La semana anterior a la comisión del macabro crimen, cuyos restos fueron hallados en el jardín de la vivienda residencial que ocupaba la familia germana, el vecindario de la zona escuchó una gran escandalera en la que el padre estaba reprochando al hijo sus andanzas habituales, saliendo de nuevo a colación la actitud pasiva que estaba tomando ante la vida. Quienes trataban al empresario y su familia señalaron también que las peleas entre padre e hijo eran frecuentes. El prestigioso periodista y criminólogo .-el desaparecido Francisco Pérez Abellán- consideraba que la actitud del hijo vendría motivada de un «niño rico», que lo ha tenido todo o prácticamente todo en su vida y que se desentiende de las ocupaciones primordiales de su vida. A ello se sumaba el hecho de haberse convertido en un «pqueño tirano» que buscaba por encima de todo un modo de vida fácil y que pretendiese imponer su criterio. Es así como se explica su brutal actitud, que muchos se atrevieron a calificar de «arrebato agresivo», y que en un momento dado tomase la escopeta con la que dio muerte a sus padres, para posteriormente descuartizarlos.

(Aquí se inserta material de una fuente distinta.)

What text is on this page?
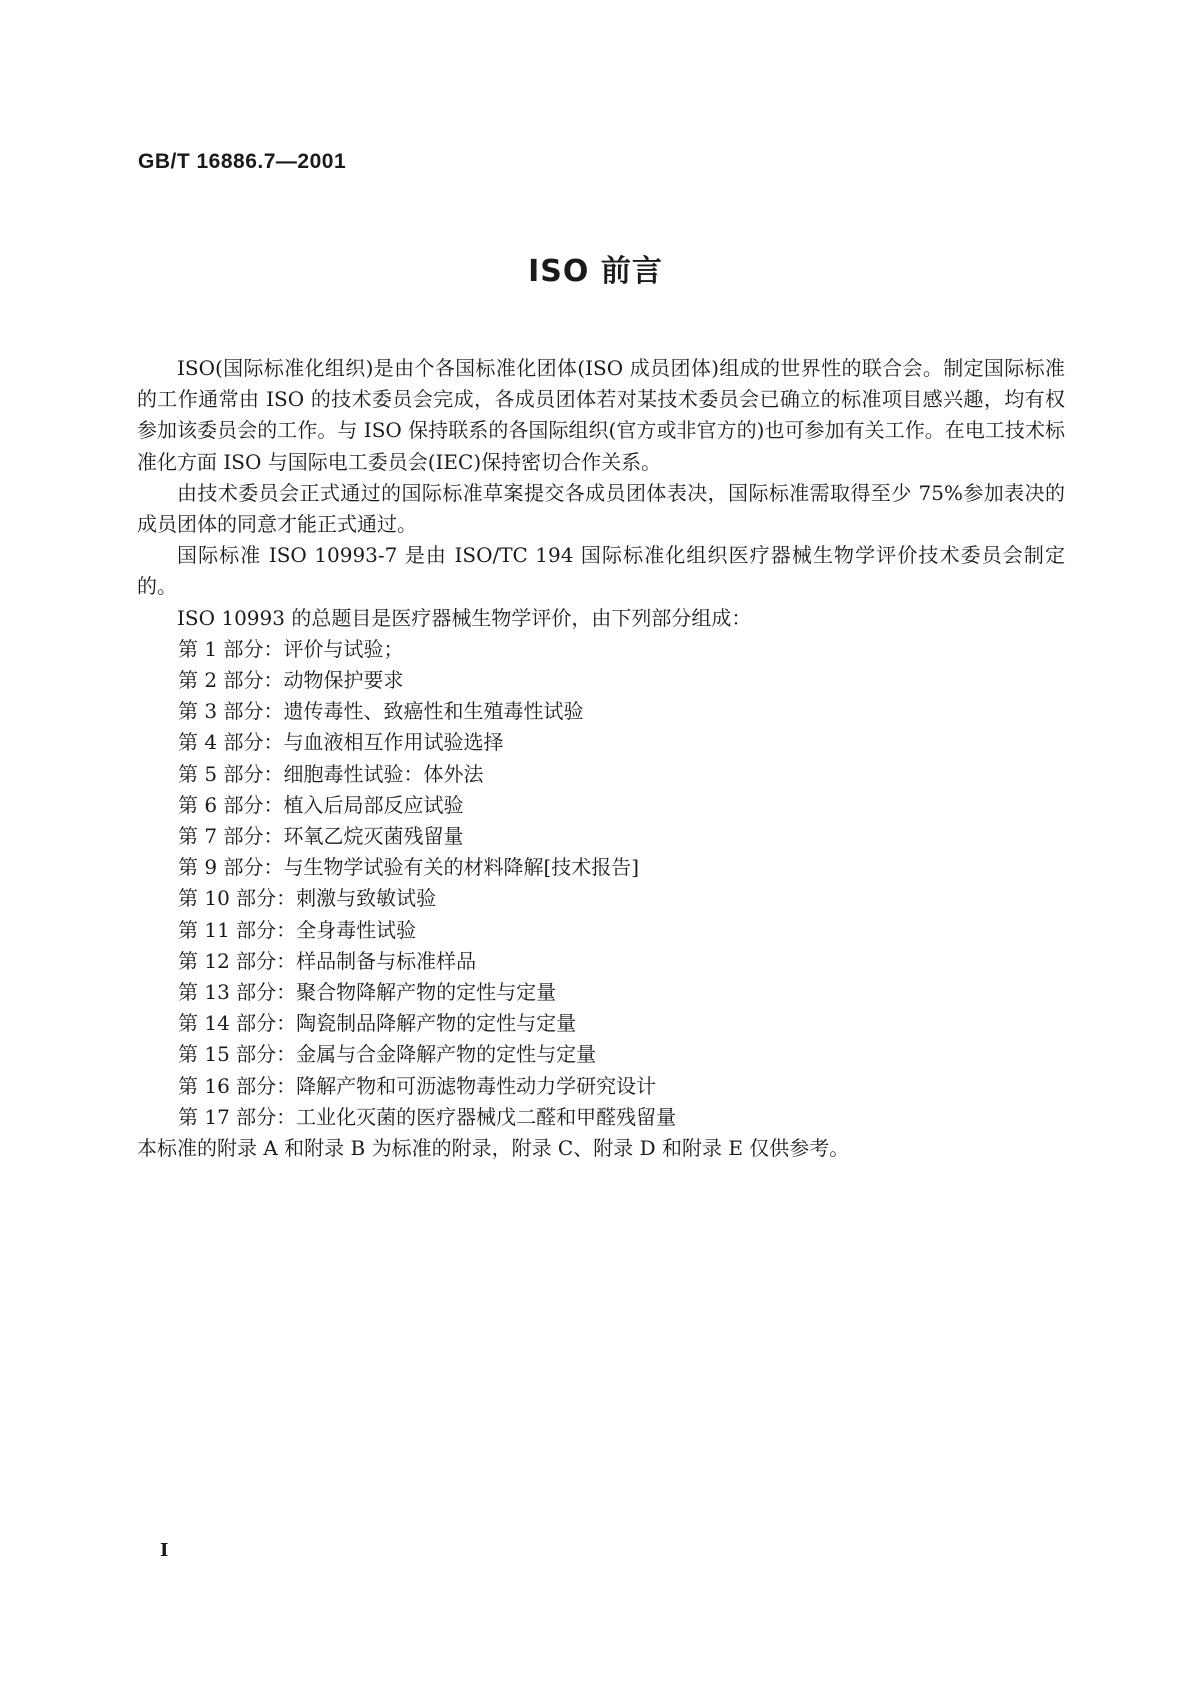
GB/T 16886.7—2001
ISO 前言

ISO(国际标准化组织)是由个各国标准化团体(ISO 成员团体)组成的世界性的联合会。制定国际标准的工作通常由 ISO 的技术委员会完成，各成员团体若对某技术委员会已确立的标准项目感兴趣，均有权参加该委员会的工作。与 ISO 保持联系的各国际组织(官方或非官方的)也可参加有关工作。在电工技术标准化方面 ISO 与国际电工委员会(IEC)保持密切合作关系。

由技术委员会正式通过的国际标准草案提交各成员团体表决，国际标准需取得至少 75%参加表决的成员团体的同意才能正式通过。

国际标准 ISO 10993-7 是由 ISO/TC 194 国际标准化组织医疗器械生物学评价技术委员会制定的。

ISO 10993 的总题目是医疗器械生物学评价，由下列部分组成：

第 1 部分：评价与试验；
第 2 部分：动物保护要求
第 3 部分：遗传毒性、致癌性和生殖毒性试验
第 4 部分：与血液相互作用试验选择
第 5 部分：细胞毒性试验：体外法
第 6 部分：植入后局部反应试验
第 7 部分：环氧乙烷灭菌残留量
第 9 部分：与生物学试验有关的材料降解[技术报告]
第 10 部分：刺激与致敏试验
第 11 部分：全身毒性试验
第 12 部分：样品制备与标准样品
第 13 部分：聚合物降解产物的定性与定量
第 14 部分：陶瓷制品降解产物的定性与定量
第 15 部分：金属与合金降解产物的定性与定量
第 16 部分：降解产物和可沥滤物毒性动力学研究设计
第 17 部分：工业化灭菌的医疗器械戊二醛和甲醛残留量

本标准的附录 A 和附录 B 为标准的附录，附录 C、附录 D 和附录 E 仅供参考。

Ⅰ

De la misma manera, también resulta grotesco que el joven viviese durante seis días con los cadáveres de sus progenitores, hasta que los empleados de la empresa que poseía decidieron tomar cartas en el asunto y aclarar lo que realmente le había sucedido a la pareja de aquellos empresarios alemanes afincados en el sur de Cataluña. Asimismo, no resultaría menos sorprendente que días posteriores a la comisión del crimen, el muchacho campase a sus anchas y no expresase alteración ninguna como si nada hubiese pasado, alternando como había hecho siempre con sus amigos y conocidos. Esto corroboraría la tesis de que se estaba ante un psicópata, como muchos otros, que tan solo se descubre su verdadero rostro cuando cometen el crimen. Y este, todo es justo manifesarlo, fue muy macabro. Tal vez demasiado.